Using continuation ratio logits (CRL)
Implementing CRL using GAM
Here, I use an R function on my GitHub to estimate proportions-at-age based on information in the length subsample. I source the R script:
source("CRLfunction.R")
There are some help comments on that R
script,
we recommend you to check them out before continuing. We pass the
require information to the function estimateAgeCRL
:
prop_age_crl = estimateAgeCRL(AgeSubsample = age_data, LengthSubsample = len_data, FormulaGAM = 'LENGTH + s(LON, LAT)', AgeMin = 1, AgeMax = 8, AgeVariable = 'AGE', TimeVariable = 'YEAR')
This function adds the proportions-at-age to len_data
(merged_data
element of the output list) and also reports the estimated
proportion-at-age separately (prop_age_matrix
element of the output
list).
Then, we multiply the numbers-at-length by the proportions-at-age and sum over ages to estimate the age composition:
age_comps_crl = as.data.frame(t(as.matrix(len_data$NUMBER_AT_LEN)) %*% as.matrix(prop_age_crl$prop_age_matrix)) # numbers-at-age
age_comps_crl = prop.table(x = age_comps_crl) # proportions-at-age
age_comps_crl = reshape2::melt(age_comps_crl) # organize
## No id variables; using all as measure variables
colnames(age_comps_crl) = c('age', 'prop')
age_comps_crl$type = 'CRL'
age_comps_crl
## age prop type
## 1 1 0.535259081 CRL
## 2 2 0.103181746 CRL
## 3 3 0.051818856 CRL
## 4 4 0.210475530 CRL
## 5 5 0.063704520 CRL
## 6 6 0.014478567 CRL
## 7 7 0.012694580 CRL
## 8 8 0.008387121 CRL
Compare age composition estimates
We can plot the age compositions estimated by both methods:
age_comps = rbind(age_comps_alk[,c('age', 'prop', 'type')], age_comps_crl)
ggplot(age_comps, aes(x=as.factor(age), y=prop, fill = factor(type))) +
geom_bar(stat = "identity", position='dodge') +
theme_bw() +
xlab('Age') +
ylab('Proportion') +
guides(fill = guide_legend(title="Method"))
Small differences between these two methods are observed.
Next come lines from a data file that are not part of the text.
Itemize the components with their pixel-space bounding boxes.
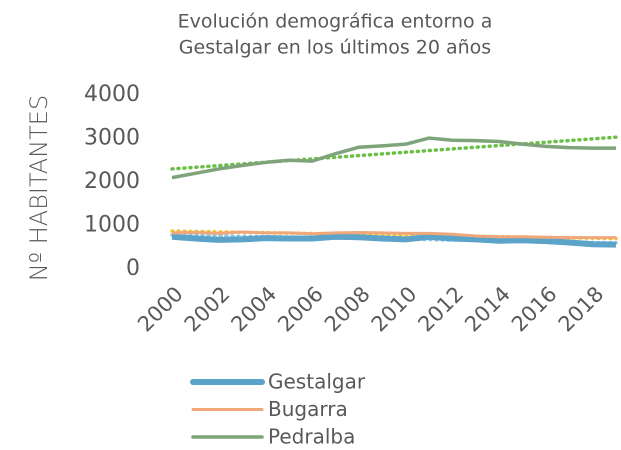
chart-title: Evolución demográfica entorno a: [178, 11, 493, 33]
chart-title: Gestalgar en los últimos 20 años: [179, 37, 491, 59]
legend-label: Gestalgar: [268, 370, 366, 394]
x-tick-label: 2000: [133, 282, 188, 337]
y-tick-label: 0: [126, 256, 140, 281]
x-tick-label: 2010: [367, 282, 422, 337]
series-line: [171, 136, 616, 180]
legend-label: Pedralba: [268, 425, 355, 449]
series-line: [171, 230, 616, 240]
y-tick-label: 1000: [84, 213, 140, 238]
x-tick-label: 2016: [507, 282, 562, 337]
x-tick-label: 2012: [413, 282, 468, 337]
y-tick-label: 3000: [84, 126, 140, 151]
x-tick-label: 2006: [273, 282, 328, 337]
x-tick-label: 2008: [320, 282, 375, 337]
y-axis-label: Nº HABITANTES: [25, 95, 53, 281]
x-tick-label: 2018: [554, 282, 609, 337]
y-tick-label: 4000: [84, 82, 140, 107]
trend-line: [170, 135, 618, 171]
x-tick-label: 2002: [180, 282, 235, 337]
y-tick-label: 2000: [84, 169, 140, 194]
x-tick-label: 2004: [226, 282, 281, 337]
series-line: [171, 233, 617, 248]
legend-label: Bugarra: [268, 397, 348, 421]
x-tick-label: 2014: [460, 282, 515, 337]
However, Correa et al. (2020) showed that the CRL method is more precise and unbiased than the ALK method, especially when there is spatiotemporal variability in somatic growth in the fish population.
References
Berg, Casper W., and Kasper Kristensen. 2012. “Spatial Age-Length Key Modelling Using Continuation Ratio Logits.” Fisheries Research 129-130: 119–26. https://doi.org/https://doi.org/10.1016/j.fishres.2012.06.016.
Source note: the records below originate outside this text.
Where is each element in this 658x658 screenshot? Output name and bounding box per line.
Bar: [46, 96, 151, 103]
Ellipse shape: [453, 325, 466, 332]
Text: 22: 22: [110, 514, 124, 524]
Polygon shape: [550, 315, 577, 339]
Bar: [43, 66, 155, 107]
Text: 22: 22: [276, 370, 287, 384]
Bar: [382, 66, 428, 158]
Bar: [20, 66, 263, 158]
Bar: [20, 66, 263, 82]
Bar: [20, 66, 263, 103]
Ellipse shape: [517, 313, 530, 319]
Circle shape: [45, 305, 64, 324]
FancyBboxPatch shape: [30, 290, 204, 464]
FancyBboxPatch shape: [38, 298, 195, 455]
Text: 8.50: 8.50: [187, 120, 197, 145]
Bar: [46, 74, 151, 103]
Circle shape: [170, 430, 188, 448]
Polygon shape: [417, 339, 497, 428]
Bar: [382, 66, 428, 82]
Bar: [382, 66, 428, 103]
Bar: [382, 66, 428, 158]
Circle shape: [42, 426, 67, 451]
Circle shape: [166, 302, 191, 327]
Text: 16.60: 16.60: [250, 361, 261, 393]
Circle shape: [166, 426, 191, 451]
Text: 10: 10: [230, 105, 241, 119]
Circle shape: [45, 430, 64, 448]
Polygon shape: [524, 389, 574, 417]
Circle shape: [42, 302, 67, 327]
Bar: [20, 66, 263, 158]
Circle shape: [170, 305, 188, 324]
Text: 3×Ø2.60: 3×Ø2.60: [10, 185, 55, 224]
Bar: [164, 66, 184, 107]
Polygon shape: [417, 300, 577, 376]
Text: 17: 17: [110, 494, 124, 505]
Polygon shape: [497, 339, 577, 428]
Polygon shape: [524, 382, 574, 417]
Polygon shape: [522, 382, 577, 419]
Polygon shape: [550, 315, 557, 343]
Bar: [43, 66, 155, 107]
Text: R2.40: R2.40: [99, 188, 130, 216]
Correa, Giancarlo M., Lorenzo Ciannelli, Lewis A. K. Barnett, Stan Kotwicki, and Claudio Fuentes. 2020. “Improved Estimation of Age Composition by Accounting for Spatiotemporal Variability in Somatic Growth.” Canadian Journal of Fisheries and Aquatic Sciences 77 (11): 1810–21. https://doi.org/10.1139/cjfas-2020-0166.
Quinn, Terrance J., and Richard B. Deriso. 1999. Quantitative Fish Dynamics. Oxford University Press.